Raul, jornalista, casado há 6 anos com Ariela, recebe na sala do apartamento o anúncio da separação. Fabi, melhor amiga da esposa, acaba sendo o consolo do homem, segunda mulher de sua vida, aquela que sempre bateu ponto em suas punhetas.
Depois de certo tempo, nova separação. Agora, o jornalista passa a viver no flat do amigo. Conhece Carla e vê no agenciamento de garotas de programa uma ocupação lucrativa, livre de impostos, já que foi demitido da redação.
O jornalismo é destacado como algo pesado, que pode afetar negativamente relacionamentos, mas também como uma profissão-refúgio, perfeita para mergulhar e evitar os problemas. Raul a usou dessa forma, mas não por muito tempo.
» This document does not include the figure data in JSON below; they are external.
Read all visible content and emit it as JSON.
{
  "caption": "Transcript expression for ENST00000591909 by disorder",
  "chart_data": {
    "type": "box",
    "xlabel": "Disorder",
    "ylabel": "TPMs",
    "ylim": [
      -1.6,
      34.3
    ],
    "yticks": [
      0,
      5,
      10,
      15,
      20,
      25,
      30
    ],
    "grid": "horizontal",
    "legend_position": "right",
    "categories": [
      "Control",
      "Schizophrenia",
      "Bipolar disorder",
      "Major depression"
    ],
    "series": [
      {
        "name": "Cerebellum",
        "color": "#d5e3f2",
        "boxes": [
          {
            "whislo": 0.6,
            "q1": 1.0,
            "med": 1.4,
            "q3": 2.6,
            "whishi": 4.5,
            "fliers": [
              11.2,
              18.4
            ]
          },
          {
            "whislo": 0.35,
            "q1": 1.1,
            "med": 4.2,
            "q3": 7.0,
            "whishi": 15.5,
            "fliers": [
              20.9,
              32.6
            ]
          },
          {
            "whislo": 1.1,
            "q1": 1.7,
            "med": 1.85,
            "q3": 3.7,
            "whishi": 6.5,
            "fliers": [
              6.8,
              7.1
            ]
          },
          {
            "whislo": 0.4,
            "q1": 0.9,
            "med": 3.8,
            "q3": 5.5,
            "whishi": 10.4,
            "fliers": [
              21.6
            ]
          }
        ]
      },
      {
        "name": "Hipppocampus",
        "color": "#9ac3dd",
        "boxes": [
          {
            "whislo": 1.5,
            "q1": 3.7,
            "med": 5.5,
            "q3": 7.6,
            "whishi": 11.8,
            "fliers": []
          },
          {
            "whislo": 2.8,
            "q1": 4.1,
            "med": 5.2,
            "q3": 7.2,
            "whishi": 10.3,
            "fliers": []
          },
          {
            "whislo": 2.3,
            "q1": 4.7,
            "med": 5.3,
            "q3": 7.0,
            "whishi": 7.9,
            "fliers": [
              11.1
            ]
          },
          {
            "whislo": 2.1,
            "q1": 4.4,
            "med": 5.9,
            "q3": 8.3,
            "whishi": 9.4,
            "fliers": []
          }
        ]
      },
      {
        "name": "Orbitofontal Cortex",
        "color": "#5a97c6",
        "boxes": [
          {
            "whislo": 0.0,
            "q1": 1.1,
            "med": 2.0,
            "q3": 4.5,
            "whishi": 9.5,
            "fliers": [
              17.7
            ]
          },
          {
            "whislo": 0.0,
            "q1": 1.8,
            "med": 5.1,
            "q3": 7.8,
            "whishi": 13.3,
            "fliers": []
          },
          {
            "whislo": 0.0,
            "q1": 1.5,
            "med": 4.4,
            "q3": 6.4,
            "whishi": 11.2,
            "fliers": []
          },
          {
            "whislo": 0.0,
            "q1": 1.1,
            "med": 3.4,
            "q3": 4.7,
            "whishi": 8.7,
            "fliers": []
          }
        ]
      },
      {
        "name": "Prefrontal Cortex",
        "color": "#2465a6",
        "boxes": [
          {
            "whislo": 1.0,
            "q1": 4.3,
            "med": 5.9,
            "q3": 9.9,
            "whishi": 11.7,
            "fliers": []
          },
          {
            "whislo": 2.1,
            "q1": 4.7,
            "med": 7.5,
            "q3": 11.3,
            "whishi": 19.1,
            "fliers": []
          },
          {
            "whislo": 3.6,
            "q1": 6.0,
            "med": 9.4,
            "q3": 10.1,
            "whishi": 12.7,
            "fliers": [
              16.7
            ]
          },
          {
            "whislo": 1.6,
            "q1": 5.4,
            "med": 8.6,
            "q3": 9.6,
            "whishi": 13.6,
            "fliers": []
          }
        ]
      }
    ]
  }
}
O lado traiçoeiro dos jornais se manifestou.
O novo agenciador, além de se dedicar às prostitutas, ocupava-se com filosofia e poesia. Ariela não fugia de seus pensamentos ao escrever. "O amor não acaba".
O cafetão investe consideravelmente no ramo, cria site, chama amigos para ajudar. Possui um grande amor e respeito pelas garotas, e elas por ele. Ao promovê-las, foca no lado mulher delas. Não são apenas putas, piranhas, vadias, e sim mulheres, como quaisquer outras, que oferecem sexo. Apenas.
Curiosa a maneira como o tema prostituição é abordado na obra. Apesar de conter esterótipos, enxerga-se o lado humano, pessoa, mulher nas moças. Tudo é bem natural e normal.
Entretanto, no fim, o leitor sente-se traído. Durante a trama, todo um discurso é construído por Raul e termina que o escrito e declamado por ele não condizem com as últimas páginas de "A Segunda Vez Que te Conheci".
O carnal era o que importava, na realidade, para "Lu".